The report also said that nearshoring — the movement of jobs to neighboring countries such as Mexico — has gained momentum because of their proximity to the U.S. market, which in turn shortens lead times. Citing the U.S. Census Bureau, the report noted that Mexico has overtaken China as the largest trading partner for the U.S. However, it added that its analysis of pricing differences and the flow of Chinese products through Mexico “suggests that the U.S. remains more dependent on China than on Mexico, particularly for products that are not readily obtainable elsewhere.”

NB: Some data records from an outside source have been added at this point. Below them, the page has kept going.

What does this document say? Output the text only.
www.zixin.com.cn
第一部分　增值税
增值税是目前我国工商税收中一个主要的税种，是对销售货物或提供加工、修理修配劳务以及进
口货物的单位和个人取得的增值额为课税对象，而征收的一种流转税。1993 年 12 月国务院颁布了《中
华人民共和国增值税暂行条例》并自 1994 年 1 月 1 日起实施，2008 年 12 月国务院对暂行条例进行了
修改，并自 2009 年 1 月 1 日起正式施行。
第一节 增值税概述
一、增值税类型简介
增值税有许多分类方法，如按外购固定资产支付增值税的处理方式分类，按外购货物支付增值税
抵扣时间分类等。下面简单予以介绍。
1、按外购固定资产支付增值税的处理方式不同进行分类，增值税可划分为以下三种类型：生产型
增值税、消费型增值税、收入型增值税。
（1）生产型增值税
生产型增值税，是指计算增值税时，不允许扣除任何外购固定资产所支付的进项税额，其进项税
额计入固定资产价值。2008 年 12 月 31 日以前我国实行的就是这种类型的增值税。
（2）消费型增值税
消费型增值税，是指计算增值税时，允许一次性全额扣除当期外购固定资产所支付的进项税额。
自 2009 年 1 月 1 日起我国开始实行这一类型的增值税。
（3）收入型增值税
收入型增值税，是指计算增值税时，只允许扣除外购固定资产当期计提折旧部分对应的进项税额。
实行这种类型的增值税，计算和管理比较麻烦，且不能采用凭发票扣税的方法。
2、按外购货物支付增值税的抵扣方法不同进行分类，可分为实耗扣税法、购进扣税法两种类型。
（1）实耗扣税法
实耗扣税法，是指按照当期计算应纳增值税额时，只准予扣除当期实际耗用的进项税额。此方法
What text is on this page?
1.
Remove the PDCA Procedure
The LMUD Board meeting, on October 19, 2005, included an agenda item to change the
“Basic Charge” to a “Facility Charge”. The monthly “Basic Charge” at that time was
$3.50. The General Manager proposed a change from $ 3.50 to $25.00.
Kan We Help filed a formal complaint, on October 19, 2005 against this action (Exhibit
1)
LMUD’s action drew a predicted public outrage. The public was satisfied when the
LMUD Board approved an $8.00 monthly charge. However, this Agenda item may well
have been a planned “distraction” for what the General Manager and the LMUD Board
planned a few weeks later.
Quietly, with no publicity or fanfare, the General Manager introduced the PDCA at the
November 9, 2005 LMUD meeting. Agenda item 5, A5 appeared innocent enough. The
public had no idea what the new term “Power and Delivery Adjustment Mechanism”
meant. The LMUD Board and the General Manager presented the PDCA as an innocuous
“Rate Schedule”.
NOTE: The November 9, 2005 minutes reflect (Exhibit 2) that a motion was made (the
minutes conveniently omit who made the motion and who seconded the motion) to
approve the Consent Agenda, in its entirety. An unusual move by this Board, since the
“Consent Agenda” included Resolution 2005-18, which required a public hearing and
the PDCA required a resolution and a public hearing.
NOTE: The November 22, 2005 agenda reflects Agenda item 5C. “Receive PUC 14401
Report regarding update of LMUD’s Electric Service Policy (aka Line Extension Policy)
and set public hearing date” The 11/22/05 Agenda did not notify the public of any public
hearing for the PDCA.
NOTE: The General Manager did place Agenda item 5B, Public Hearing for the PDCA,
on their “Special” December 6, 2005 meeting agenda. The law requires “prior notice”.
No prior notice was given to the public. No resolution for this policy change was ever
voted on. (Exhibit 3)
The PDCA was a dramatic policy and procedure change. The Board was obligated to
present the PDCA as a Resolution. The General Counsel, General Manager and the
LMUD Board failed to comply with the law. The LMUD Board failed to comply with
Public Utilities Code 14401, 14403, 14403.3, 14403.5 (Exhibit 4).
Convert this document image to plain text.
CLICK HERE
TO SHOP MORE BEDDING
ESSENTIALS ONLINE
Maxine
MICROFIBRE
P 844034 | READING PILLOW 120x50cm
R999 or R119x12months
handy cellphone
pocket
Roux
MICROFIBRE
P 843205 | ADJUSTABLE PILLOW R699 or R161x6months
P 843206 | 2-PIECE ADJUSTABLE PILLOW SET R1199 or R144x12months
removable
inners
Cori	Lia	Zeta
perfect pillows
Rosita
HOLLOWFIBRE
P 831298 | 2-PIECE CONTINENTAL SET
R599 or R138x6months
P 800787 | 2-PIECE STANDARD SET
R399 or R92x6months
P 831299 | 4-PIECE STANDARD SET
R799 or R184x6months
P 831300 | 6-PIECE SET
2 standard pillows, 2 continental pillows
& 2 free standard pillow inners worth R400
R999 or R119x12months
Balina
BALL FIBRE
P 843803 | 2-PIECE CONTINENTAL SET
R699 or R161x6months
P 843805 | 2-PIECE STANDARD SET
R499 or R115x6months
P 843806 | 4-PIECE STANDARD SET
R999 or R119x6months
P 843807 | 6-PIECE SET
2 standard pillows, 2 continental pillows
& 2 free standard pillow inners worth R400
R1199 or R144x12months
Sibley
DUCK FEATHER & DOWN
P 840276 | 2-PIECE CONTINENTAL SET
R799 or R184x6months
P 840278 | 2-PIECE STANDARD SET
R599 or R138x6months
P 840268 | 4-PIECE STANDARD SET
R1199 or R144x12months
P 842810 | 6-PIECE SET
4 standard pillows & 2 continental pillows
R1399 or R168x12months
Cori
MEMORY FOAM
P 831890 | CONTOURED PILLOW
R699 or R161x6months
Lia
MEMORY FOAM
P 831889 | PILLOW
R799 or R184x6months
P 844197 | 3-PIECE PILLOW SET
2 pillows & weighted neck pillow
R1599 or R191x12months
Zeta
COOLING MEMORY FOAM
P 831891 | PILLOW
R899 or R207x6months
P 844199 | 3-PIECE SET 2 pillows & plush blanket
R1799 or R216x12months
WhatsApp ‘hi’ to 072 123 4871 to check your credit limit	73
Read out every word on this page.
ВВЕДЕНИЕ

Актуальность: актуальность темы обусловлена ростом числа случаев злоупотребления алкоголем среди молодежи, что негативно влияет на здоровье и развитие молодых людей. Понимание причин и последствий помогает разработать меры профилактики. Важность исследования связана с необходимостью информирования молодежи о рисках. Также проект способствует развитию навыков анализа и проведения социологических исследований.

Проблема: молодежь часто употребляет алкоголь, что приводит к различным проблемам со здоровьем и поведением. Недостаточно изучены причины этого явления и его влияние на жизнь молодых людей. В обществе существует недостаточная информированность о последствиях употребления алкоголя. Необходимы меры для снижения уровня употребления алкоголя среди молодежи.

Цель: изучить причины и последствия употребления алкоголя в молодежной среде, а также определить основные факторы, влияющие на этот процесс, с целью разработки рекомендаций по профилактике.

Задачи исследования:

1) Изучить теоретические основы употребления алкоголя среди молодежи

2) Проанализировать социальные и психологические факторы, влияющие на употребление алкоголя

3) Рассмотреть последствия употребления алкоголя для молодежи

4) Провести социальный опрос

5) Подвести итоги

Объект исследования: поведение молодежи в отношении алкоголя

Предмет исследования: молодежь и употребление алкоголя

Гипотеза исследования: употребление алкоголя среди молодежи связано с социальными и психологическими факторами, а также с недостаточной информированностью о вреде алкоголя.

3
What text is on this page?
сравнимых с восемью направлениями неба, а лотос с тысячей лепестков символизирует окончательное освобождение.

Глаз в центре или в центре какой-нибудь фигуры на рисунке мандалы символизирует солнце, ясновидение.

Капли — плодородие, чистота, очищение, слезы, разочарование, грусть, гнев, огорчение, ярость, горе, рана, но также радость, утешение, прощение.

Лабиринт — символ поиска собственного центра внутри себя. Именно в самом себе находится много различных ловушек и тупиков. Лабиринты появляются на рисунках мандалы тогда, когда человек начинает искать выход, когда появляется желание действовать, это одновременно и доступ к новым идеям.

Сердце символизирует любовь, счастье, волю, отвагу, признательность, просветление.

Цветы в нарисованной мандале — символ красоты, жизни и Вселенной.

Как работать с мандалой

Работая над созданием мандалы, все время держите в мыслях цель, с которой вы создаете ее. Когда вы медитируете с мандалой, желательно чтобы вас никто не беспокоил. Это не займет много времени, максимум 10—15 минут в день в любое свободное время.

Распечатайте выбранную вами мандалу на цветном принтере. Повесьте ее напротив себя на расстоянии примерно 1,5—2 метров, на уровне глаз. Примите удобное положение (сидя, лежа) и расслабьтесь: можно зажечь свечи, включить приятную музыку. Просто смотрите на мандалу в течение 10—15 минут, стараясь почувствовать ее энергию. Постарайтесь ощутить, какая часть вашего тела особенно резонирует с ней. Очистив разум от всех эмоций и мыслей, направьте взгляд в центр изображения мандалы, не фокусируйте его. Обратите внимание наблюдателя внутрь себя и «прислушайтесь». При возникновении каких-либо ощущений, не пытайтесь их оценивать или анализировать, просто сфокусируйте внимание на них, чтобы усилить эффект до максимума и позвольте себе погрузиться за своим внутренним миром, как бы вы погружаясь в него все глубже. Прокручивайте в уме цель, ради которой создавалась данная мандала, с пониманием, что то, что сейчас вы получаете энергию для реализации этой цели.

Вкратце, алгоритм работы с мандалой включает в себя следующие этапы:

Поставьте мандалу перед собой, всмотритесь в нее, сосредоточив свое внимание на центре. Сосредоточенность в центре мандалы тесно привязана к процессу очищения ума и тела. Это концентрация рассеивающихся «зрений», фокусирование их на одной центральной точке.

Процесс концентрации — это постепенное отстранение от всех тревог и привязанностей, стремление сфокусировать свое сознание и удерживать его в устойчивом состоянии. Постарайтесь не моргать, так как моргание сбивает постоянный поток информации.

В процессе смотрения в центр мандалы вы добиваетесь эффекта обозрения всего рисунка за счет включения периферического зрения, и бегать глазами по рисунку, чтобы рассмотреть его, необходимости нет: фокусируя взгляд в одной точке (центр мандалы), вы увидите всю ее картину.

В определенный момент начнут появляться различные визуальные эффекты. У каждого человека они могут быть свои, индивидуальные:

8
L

Nearshoring and reshoring were major drivers of business for the furniture industry during the pandemic, particularly because of disruptions in the supply chain and increased costs of flowing goods from overseas. As those issues waned, the industry once again fled to Asia.
Now as container costs continue to rise, the industry perhaps is rethinking this strategy. As many have learned, there are plenty of benefits to having your product mix closer to home. The report simply highlights these benefits, if anything, communicating the importance of having a domestic resource as part of an overall diversified supply chain.